The SFT training configuration could be checked in the file *Decom_train_LoRA_01_Noneval.py* of each benchmark.


#### The SFT checkpoint for subtask allocator
The SFT checkpoint for subtask allocator is stored in the following path: *LLaMA-Factory/ALLO/{Name of the Benchmark}*
The SFT training configuration could be checked in the file *LLaMA-Factory*.


#### The RL training data
The RL training data for both task decomposer and subtask allocator is stored in the folder path *Reasoner/{Name of Benchmark}_Trys/IterativeRL_{Name of the Benchmark}/Data* of each benchmark.
Considering we use Iterative RL method, the RL training data need to be updated after a round of RL training.


#### The RL checkpoint for task decomposer
The RL checkpoint for task decomposer is stored in the folder path *Reasoner/{Name of Benchmark}_Trys/IterativeRL_{Name of the Benchmark}/outputs_task_decomposition_lora* of each benchmark.
The RL training configuration could be checked in the file path *Reasoner/{Name of Benchmark}_Trys/IterativeRL_{Name of the Benchmark}/main_decom.py* of each benchmark.


#### The RL checkpoint for subtask allocator
The RL checkpoint for subtask allocator is stored in the folder path *Reasoner/{Name of Benchmark}_Trys/IterativeRL_{Name of the Benchmark}/outputs_model_choice_group_reward_lora* of each benchmark.
The RL training configuration could be checked in the file path *Reasoner/{Name of Benchmark}_Trys/IterativeRL_{Name of the Benchmark}/main_allo.py* of each benchmark.


#### The final evaluation data
We utilize rejection sample method when calling the task decomposer to decompose task into a sequence of subtasks.
The original 3 samples of each task and the rejection sample results are all stored in the folder *Reasoner/{Name of Benchmark}_Trys/final_evaluation_Decom_data* of each benchmark.




### Running the R2-reasoner:

We only provide the examples on benchmark MATH, CSQA, P3 and SCAN for refrence. For other benchamrks like CHAMP, MuSiQue, etc. you can revise the code provided to fit the demand of different benchmarks.

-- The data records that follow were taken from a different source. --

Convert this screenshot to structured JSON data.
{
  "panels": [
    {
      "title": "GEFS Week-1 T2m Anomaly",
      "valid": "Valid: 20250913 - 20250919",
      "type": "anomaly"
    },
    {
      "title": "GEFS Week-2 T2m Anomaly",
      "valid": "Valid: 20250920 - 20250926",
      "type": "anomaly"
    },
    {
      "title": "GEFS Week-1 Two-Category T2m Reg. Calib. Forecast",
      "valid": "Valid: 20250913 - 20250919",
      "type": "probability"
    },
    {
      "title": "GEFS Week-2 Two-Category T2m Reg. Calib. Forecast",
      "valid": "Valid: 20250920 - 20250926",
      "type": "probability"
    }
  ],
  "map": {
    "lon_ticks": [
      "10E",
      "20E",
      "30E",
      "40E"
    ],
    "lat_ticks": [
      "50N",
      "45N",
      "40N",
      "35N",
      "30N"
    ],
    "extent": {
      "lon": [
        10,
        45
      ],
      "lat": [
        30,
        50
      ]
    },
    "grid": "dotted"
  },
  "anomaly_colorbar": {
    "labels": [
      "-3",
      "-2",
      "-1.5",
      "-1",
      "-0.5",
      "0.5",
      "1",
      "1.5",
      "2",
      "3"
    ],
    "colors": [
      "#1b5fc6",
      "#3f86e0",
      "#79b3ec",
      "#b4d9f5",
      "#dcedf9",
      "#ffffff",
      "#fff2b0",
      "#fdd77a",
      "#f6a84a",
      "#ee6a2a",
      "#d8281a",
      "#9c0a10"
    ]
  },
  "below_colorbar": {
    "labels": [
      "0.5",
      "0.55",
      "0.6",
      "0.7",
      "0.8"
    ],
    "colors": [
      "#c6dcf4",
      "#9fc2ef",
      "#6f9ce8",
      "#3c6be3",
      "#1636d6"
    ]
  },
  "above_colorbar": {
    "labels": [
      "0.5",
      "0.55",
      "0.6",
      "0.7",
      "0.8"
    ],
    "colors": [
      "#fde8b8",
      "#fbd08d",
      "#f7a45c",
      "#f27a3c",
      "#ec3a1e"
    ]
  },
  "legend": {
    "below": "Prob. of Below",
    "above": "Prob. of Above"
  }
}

To run the R2-reasoner, you can use the following command (under the circumstance that you have already set the Task decomposer and Subtask allocator in a proper way):

```
cd MATH_Trys
python build_data_for_final_evaluation.py
# run the command above for 3 times. Move the generated files to the folder *final_evaluation_Decom_data*.
cd final_evaluation_Decom_data
python data_process_rejspl.py
cd ..
python final_test_Allo.py

cd CSQA_Trys
python build_data_for_final_evaluation.py
# run the command above for 3 times. Move the generated files to the folder *final_evaluation_Decom_data*.
cd final_evaluation_Decom_data
python data_process_rejspl.py
cd ..
python final_test_Allo.py

cd P3_Trys
python build_data_for_final_evaluation.py
# run the command above for 3 times. Move the generated files to the folder *final_evaluation_Decom_data*.
cd final_evaluation_Decom_data
python data_process_rejspl.py
cd ..
python final_test_Allo.py

cd SCAN_Trys
python build_data_for_final_evaluation.py
# run the command above for 3 times. Move the generated files to the folder *final_evaluation_Decom_data*.
cd final_evaluation_Decom_data
python data_process_rejspl.py
cd ..
python final_test_Allo.py
```

Before running the command, please open the according python script to check and set the proper model path/toknenizer path/input file path/token file name/log file name/etc.


After running the command, you can find the accuracy and model call counts in the ouput log file, also you can find the tokens calculated for each model in the token file. Based on the token file, you can calculate the API costs.